Für die Audio-Kopie habe ich Easy CD
Creator 3.5 benutzt, womit ich zuerst die
Daten als .wav auf die Festplatte kopiert
habe, und nachgeschaut habe ob die Audio
Datei in ordnung ist (knacken usw.),
welches es war (Kopiergeschwindigkeit ±
900 kb (ziemlich zerkratze CD)). Aber
nach dem Brennen (4x) knackst es trozdem
?!? Muß ich wirklich auf 1x brennen
zurückschalten?

vD,

Hmm, also wenn die WAV-Kopie i.O. war, dann muss das wohl an der Brenngeschwindigkeit liegen: reduzieren.

Noel

cu.dx

ja, gibt es. Zumindest überprüft sie die
CD indem sie die Fehlerkorrektur des
CD-LW´s abschaltet und so versucht die
kompletten „Rohdaten“ zu lesen. Nennt
sich „CDR-Diagnostic“ oder so. Hatte
damit relativ gute Erfahrungen gemacht.

Werde mal schauen.

Eine einfachere Möglichkeit ist, einfach
mal (bei Daten-CD-R´s) den kompletten
Inhalt der CD nach dem Brennen auf
Festplatte zu kopieren. Das bietet sich
besonders bei CD-LW´s neueren Baujahres
an, da man dort die
Umdrehungsgeschwindigkeit „hört“. Wenn Du
also nun kopierst und dein LW kommt zu
einem Teil der nicht klar zu lesen ist,
wird er die Geschwindigkeit reduzieren um
über die Fehlerkorrektur korrekt zu
lesen. Dann merkst Du, das dein Rohling
wahrscheinlich verka**t ist! Achte
deshalb vor allem beim Rohling-Kauf
darauf enweder speed-zertifizierte oder
Markenrohlinge (BASF, Verbatim et cetera)
zu kaufen…Ein gut gebrannter Rohling
wird die ganze CD über mit „Full-speed“
gefahren.

Zum Glück ist mein CD-LW (der CD-RW) sehr leise (hören kann ich es eigentlich überhaupt nicht, außer wenn er denn Motor komplett abschaltet, und ich vorsichtig zuhöre. Was für ein Segen im Vergleich zu meinem alten Mitsumi!) Es hat aber auch die beste Fehlerkorrektur und höchsten Datendurchsatz im Test. Wie ist denn die Funktionsweise von Fehlerkorrektur?

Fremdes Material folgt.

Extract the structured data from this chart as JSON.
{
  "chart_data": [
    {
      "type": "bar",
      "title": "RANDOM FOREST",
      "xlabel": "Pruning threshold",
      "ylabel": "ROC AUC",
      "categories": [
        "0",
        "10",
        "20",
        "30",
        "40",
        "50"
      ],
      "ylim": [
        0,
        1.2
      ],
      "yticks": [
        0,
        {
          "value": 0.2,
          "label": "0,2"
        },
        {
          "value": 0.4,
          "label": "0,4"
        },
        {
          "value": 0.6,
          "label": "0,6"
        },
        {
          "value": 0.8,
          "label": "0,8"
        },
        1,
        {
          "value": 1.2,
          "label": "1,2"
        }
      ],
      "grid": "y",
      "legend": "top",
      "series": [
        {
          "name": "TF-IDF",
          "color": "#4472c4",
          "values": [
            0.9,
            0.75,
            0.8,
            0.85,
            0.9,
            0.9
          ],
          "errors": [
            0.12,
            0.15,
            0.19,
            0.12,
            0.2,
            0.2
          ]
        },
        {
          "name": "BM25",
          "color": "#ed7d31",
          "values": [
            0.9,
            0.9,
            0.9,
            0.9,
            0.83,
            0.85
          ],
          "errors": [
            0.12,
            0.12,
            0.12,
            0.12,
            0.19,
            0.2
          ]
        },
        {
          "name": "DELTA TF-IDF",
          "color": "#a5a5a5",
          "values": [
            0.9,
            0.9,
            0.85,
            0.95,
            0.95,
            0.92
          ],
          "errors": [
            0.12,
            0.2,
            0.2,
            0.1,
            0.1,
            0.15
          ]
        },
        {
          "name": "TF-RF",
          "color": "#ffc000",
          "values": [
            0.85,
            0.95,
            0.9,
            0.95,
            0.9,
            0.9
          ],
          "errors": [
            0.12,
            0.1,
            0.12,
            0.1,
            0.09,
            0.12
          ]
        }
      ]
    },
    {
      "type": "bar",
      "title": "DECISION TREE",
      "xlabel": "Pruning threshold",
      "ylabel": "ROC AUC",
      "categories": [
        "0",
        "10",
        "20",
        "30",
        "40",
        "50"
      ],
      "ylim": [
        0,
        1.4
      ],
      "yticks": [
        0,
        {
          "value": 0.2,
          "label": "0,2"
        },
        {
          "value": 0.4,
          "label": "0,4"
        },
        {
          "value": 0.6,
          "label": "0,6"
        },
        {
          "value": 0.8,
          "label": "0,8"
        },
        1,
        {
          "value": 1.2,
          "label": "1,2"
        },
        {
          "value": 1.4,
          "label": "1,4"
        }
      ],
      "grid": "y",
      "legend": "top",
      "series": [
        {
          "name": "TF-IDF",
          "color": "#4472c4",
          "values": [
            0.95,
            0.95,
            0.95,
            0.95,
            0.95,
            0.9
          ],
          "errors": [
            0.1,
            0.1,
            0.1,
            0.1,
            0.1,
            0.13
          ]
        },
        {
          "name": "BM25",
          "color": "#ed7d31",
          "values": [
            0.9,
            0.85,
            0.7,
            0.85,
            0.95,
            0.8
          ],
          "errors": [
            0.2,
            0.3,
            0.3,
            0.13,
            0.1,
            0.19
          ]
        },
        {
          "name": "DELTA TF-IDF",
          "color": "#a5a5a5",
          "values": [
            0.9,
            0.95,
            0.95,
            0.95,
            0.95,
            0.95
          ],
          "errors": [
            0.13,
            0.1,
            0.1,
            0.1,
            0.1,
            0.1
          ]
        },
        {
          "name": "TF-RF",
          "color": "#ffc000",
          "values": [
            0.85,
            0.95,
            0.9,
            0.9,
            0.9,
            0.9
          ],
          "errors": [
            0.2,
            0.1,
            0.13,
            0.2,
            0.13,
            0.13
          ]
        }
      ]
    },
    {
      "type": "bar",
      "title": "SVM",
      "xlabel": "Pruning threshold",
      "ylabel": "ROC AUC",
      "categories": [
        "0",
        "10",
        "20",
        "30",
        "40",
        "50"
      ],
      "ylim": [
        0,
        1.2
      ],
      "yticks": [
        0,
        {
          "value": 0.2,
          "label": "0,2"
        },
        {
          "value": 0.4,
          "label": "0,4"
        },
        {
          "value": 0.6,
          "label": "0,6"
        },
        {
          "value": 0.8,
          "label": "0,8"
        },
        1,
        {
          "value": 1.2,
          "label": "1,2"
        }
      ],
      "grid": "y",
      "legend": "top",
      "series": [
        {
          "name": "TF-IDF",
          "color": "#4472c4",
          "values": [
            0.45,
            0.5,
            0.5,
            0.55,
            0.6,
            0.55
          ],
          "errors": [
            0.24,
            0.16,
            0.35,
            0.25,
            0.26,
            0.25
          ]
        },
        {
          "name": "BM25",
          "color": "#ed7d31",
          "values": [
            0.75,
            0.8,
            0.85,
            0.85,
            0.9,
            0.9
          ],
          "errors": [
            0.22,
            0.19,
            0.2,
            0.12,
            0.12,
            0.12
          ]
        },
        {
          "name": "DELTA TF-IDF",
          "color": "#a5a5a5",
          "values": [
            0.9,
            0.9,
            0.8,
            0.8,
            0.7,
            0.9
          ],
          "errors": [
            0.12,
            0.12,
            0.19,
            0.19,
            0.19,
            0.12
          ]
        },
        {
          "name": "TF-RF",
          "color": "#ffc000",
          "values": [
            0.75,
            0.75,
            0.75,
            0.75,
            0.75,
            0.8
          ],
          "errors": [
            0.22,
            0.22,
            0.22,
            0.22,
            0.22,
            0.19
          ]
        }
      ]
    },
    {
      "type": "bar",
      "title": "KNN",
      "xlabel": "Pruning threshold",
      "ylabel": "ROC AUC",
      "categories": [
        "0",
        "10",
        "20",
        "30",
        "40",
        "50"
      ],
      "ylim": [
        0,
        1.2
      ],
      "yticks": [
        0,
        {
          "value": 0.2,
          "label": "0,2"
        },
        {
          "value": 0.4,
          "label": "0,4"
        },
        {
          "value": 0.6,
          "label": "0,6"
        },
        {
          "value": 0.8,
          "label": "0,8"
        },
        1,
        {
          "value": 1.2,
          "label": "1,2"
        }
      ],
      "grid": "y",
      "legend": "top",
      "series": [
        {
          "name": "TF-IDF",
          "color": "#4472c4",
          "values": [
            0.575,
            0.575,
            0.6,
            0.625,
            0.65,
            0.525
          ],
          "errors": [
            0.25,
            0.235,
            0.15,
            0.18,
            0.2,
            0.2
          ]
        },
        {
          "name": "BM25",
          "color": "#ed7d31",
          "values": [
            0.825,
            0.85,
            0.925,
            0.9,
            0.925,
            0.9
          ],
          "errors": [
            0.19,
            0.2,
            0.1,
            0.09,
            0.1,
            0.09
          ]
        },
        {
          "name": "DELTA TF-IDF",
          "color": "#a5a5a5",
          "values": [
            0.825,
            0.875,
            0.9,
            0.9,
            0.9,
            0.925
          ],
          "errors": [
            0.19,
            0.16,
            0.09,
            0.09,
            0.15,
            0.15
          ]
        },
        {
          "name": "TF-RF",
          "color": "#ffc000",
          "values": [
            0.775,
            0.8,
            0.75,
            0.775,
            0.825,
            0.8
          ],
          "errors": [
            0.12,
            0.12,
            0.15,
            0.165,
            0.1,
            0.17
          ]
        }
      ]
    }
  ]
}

ZD hat dafür ein Benchmark, um die Auslesegeschwindigkeit zu testen, und solche Einbrüche anzuzeigen. Ich werde mal beide Programme versuchen.

Ich habe erst mal CDs von Memorex (Grün und ziemlich durchsichtig), Maxell (Grün-Blau und kaum durchsichtig) und Boeder (Gold ein bißchen durchsichtig) gekauft. Weiß wer was die Haltbarkeit der CDs ist?

Div,

Noel

Ich habe erst mal CDs von Memorex (Grün
und ziemlich durchsichtig), Maxell
(Grün-Blau und kaum durchsichtig) und
Boeder (Gold ein bißchen durchsichtig)
gekauft. Weiß wer was die Haltbarkeit der
CDs ist?

Hallo Noel

Die Herstellerangaben sprechen so von 100 Jahren.
Die Praxis hat bis jetzt gezeigt, dass die Dinger kein direktes Sonnenlicht vertragen (Die Farbe verblast und die CD kann nicht mehr gelesenen werden). Das andere Problem sind Kratzer auf der Oberseite welche dann die CD entweder direkt oder durch chemische Vorgänge die Speicherschicht zerstören.
Also sollte man die Dinger dunkel, trocken und nicht im Backofen lagern.